I didn't say all detrans? Of course they'll have repurcussions, there's no mental illness that doesn't. You ruin your life, your body etc with whatever coping mechanisms you find. The issue with this is that it's sanctioned and supported by governments and the culture. And it's not just individuals with body dysmorphia, all mental illness seem to be cause for transitioning now. Especially because of the online culture and cultism what it does to vulnurable individuals, though you also have the deviant personality disorders taking advantage of this as well. It's not really a simple topic or idea but it is worth noting, that in terms of desiring or detransing these people have overcome a lot of brainwashing/mentally illness etc to get to the point where they realize they hurt themselves and it wasn't okay.

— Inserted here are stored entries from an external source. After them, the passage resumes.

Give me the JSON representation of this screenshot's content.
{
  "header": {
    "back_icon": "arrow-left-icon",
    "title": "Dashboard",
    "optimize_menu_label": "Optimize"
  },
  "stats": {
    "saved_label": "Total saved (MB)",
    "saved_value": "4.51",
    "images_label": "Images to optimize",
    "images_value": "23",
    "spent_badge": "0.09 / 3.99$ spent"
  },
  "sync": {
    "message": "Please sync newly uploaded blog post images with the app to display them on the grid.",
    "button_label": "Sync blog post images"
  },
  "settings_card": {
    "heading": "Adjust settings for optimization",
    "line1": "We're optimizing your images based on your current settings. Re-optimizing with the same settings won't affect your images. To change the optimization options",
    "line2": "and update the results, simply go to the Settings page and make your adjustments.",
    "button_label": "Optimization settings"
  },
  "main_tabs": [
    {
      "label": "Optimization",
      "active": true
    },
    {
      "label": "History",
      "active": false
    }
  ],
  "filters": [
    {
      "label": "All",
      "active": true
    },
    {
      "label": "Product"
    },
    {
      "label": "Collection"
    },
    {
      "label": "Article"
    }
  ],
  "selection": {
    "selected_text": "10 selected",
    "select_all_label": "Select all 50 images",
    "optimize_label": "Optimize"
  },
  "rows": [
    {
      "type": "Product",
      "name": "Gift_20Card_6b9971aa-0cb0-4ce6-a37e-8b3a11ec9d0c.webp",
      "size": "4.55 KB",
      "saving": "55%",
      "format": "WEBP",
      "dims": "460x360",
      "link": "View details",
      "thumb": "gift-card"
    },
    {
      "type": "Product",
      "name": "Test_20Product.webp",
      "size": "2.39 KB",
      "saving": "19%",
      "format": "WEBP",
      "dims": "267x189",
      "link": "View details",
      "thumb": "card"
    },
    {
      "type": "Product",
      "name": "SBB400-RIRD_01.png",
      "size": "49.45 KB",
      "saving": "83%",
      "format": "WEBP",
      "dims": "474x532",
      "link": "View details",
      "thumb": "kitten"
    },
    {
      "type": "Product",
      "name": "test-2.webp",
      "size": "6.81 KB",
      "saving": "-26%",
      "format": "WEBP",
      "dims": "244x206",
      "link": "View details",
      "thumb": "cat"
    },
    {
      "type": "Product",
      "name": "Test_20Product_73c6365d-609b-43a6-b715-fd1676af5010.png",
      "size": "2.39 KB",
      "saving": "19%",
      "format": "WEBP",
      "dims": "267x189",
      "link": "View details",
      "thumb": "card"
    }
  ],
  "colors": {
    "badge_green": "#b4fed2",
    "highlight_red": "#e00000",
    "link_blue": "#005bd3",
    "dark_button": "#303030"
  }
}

[–] arylcyclohexie 7 points (+7|-0)

yeah i agree.

there's the initial layer of mental illness and/or trauma that causes someone to transition which doesn't fix their problems at all. now they have to overcome the cult and what is a new mental illness, on top of the original which has definitely been exacerbated. then they lose all their friends and very often times they don't have much support anymore. right? the government doesn't even support us. it's hard to make it sound as much as it is. you have to reform your entire mind and world.

i think someone is successful for getting through any part of this. we will have scars forever but isn't being detrans rather than trans a success story? it's just really hard to feel like that when you're repercussions are dire. it is breaking out of a cult. i wish it was an exaggeration. it's hard to feel happy for any success. it's really hard to see people who haven't figured it out yet because i know they'll be hurting soon, too.

definitely, all mental illness can be a cause for transition now. totally not just body dysmorphia, even in 2012 peak tumblr years people could sneak by and still transition. what about all the websites telling you what to say to your doctor to get hormones? i was on tumblr at 13. i wasn't looking at trans blogs specifically but i would see trans posts from time to time... i was very mentally ill, vulnerable, and on the internet 24/7. it screwed me up. i never had much body dysmorphia until i found yaoi blogs then wanted to be a "pretty guy" because i felt subpar as a girl. i started noticing new insecurities about my body but because i already knew about trans, i put 2 + 2 together and thought that's why. instead of you know, just being a teenaged girl is really hard and boys weren't into me lol. i then bring autism into the mix omggg being mentally ill and online as a child is why i even thought possible to change sex. this topic does get a little bit complex

note: deleted comment was me. i said "yes" to "are you sure?" but i meant no. trying to edit for typos, i'm not great at typing :) said something like ""it's successful in that we woke up, but it's hard to feel like that or even bittersweet when you are missing a bunch of a body parts and it didn't have to happen"

[–] [Deleted] 2 points (+2|-0)

I agree. It's bittersweet, I think all victims an vulnerable people who have been preyed upon by abusers, cults etc feel like this. You broke free which is a success on it's own but the damage to you and your life and body is just too much sometimes. The trauma and PTSD would just add on to any existing issues. It's so irresponsible and downright inhumane the stance people have taken on this issue. There is no happiness or quality of life at the end of transition, because it is a symptom of the underlying mental illnesses. You can't give into a symptom, you'll only ever get worse. It'd be like telling a depressed person to keep cutting and lauding them left and right. Sure they'd feel the euphoria of acceptance and groupthink but at the end of the day they'll be the ones dealing with a body full of scars and no true people to call friends.

[–] Cessatrix 1 points (+1|-0)

I'm worried about my niece in middle school, going through her awkward phase constantly online. Do you have any advice for how I can support her?